Robots are the bad guys when it comes to jobs, right? But Standard Bots, which today announced a $200 million Series C at a $1 billion valuation, says robots will make American manufacturers more competitive, and that will unlock more jobs.
“We’ve gone from 20 million manufacturing workers in 1979 to only 13 million today,” the company said in a press release announcing the new funding. “Manufacturers become more competitive when they put robots to work. And competitiveness is the key that unlocks company growth, job growth, and wage growth.”
Standard Bots makes AI-native robot arms and industrial humanoid robots that it says can be taught by demonstrations rather than code. In other words, you show the robot the job; it watches, learns and starts doing the job itself. The pitch is that this collapses the cost and complexity that have kept advanced automation out of reach for most American manufacturers, especially the small and mid-sized shops that make up the long tail of U.S. industry. Customers range from Sunoco, Lockheed Martin, Amazon, NASA and the U.S. Army to hundreds of smaller manufacturers.
More growth will unlock more growth, says CEO Evan Beard. And a better future for American manufacturing.
“AI-native robots are the essential power tool of the 21st century – the tool that will grow American manufacturing and help every worker to be a force at work,” he said in a statement. “The quickest way to get to full autonomy is through deployments, collecting real-world data, and iterating as fast as possible.”
Sure, China has a better cost structure. But that’s only part of the story, the company says. The other part is investment in robotics. Last year, Standard Bots says, China installed nine times more industrial robots than America. In fact, more than all the rest of the world combined.
He’s not wrong about that.
According to the International Federation of Robotics, China installed 295,000 industrial robots in 2024 — 54% of the global total, more than the rest of the world combined — and its operational robot stock now exceeds 2 million units, roughly 4.5 times that of second-place Japan. The Americas, all of them, accounted for just 9% of new deployments.
Standard Bots is working to change that. The company says it will deliver 10% of new U.S. industrial robot deployments by next year. Beard is also walking the made-in-America talk.
“Standard Bots designs almost all its own parts, including its own actuators, assembles every final product in-house, and by 2027, plans to manufacture everything – from metal in to robots out – right here in America,” the company says.
(Note that present tense in “designs almost all its own parts” does not mean “makes all its own parts” right now, although the company is promising to do so, largely, within a year and a half.)
The new $200 million in funding should help.
The $200 million Series C was led by the robotics fund RoboStrategy alongside existing backer General Catalyst. It’s a steep markup from Standard Bots’ previous raise: the Glen Cove, New York company last raised $63 million in 2024 in a round also led by General Catalyst.
“Standard Bots stands out because they’ve solved one of the hardest problems in industrial automation: making robots that are not only powerful, but actually usable on the factory floor without specialized programming,” said Andrew Kang, CEO of RoboStrategy. General Catalyst partner Max Rimpel went further: “The democratization of robotics is no longer a slogan; it’s happening on factory floors across America.”

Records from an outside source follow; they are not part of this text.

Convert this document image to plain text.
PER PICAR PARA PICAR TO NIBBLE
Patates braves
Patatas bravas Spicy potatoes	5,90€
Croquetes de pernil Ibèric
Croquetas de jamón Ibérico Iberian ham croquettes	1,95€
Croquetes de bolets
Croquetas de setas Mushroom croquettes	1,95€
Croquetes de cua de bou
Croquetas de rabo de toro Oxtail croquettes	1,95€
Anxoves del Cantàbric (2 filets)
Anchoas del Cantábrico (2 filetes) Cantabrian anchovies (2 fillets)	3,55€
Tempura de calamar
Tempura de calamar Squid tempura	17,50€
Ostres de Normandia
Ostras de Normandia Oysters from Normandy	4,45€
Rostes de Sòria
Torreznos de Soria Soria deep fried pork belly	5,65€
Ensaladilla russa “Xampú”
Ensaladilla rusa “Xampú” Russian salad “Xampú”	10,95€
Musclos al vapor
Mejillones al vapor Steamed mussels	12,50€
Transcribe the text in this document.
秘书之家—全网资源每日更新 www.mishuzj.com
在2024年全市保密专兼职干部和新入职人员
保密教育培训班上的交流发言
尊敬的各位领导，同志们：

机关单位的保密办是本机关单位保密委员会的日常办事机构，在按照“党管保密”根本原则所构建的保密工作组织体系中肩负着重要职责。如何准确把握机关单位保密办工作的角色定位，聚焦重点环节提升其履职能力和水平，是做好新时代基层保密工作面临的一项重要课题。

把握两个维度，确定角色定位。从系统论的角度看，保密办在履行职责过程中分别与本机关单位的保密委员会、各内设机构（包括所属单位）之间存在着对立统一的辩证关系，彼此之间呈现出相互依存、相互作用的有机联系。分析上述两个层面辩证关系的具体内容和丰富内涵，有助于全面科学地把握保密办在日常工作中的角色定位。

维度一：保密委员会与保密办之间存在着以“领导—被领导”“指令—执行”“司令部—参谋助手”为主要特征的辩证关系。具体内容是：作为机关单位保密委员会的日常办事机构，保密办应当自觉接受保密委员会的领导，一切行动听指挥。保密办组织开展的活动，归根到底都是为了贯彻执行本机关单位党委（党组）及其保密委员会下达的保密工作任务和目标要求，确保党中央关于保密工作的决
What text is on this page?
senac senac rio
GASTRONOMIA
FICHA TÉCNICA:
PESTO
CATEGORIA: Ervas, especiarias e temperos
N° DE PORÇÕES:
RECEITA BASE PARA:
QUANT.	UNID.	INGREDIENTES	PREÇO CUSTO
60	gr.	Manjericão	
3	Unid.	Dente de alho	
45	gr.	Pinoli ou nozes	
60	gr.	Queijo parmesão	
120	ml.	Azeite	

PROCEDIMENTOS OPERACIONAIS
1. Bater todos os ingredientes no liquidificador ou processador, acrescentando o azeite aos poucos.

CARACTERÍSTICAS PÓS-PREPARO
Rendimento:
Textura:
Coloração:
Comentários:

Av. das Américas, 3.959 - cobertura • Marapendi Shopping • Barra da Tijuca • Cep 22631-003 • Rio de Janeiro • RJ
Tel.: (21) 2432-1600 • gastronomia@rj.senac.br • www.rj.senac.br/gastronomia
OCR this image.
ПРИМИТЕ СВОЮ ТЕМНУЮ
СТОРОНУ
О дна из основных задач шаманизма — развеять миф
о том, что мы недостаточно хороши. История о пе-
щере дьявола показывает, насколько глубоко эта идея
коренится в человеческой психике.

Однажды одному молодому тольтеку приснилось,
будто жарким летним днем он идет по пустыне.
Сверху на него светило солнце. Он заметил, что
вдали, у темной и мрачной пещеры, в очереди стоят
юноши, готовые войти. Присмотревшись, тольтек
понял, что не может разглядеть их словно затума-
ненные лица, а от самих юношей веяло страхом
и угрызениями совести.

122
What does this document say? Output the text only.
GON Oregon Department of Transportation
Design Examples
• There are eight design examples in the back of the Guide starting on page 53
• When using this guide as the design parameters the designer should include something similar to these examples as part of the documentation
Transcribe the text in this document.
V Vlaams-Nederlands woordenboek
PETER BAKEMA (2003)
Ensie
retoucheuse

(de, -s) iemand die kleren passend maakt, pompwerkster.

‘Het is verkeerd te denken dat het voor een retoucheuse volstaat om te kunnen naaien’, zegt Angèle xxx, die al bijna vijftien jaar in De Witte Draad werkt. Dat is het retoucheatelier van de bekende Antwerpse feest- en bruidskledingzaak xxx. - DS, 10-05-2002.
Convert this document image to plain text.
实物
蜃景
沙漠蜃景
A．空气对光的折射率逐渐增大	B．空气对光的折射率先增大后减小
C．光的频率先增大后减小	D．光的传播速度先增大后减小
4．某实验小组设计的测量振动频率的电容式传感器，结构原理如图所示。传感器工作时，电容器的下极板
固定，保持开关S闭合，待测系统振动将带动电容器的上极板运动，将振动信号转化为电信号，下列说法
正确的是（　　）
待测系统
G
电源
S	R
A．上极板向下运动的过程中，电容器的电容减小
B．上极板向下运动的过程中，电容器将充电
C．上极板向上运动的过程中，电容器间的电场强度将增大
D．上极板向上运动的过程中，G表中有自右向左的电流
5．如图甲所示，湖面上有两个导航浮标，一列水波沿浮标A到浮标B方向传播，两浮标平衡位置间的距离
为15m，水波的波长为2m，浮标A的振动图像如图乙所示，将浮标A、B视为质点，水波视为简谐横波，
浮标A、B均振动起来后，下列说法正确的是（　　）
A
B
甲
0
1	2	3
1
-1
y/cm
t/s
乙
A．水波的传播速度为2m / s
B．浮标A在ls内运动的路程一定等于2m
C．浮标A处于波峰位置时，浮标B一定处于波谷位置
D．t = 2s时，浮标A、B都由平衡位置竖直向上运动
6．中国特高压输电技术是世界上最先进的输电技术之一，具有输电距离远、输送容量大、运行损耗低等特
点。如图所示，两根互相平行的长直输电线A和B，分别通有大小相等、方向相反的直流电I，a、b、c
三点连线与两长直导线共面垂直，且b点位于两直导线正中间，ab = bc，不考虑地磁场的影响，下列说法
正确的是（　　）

The big question is whether adding more robots really does mean adding more jobs. Standard Bots says the research proves it, citing a 2025 study by University of Minnesota academics with a researcher from Universidad Pública de Navarra.
“We find approximately 150% increase in job postings and 15% increase in employment in plants that adopt robots compared to non-adopters matched by industry and labor market,” the abstract for their paper says. “Requirements for design, maintenance and other technical skills increase for those who work with robots … these findings suggest increased competitiveness of robot adopters that raise output not only in the robotized stage of production but have positive spillover effects in the rest of the plant and in other plants within the same firm.”
That sounds good, and it’s hopeful.
“Our plant, firm, and industry level analyses suggest that productivity and human-robot complementarity effects dominate displacement, with job losses limited to outcompeted non-adopters,” the paper also says.
An older study of Spanish and French manufacturers found that firms that adopt robots expand their scale of operations and add jobs, while non-adopters lose output and shed workers under competitive pressure. So robots do create jobs … at the companies that deploy them. The catch is that a big chunk of those gains is reallocation. An even older American study, however, said that one additional robot per thousand workers lowered the local employment-to-population ratio by about 0.2 percentage points and wages by roughly 0.42%.
I’m sure there will be a lot more research on this shortly, and we need it badly.
In general, however, Standard Bots isn’t wrong about the core problem.
The U.S. didn’t lose its factories purely on labor costs; it lost them on automation it declined to build. Standard Bots is betting $200 million that the fix for a robot gap is, ironically, more robots.
These ones, of course, are made in New York.
Whether that brings the jobs back, or just the work, is the question the next few years will answer.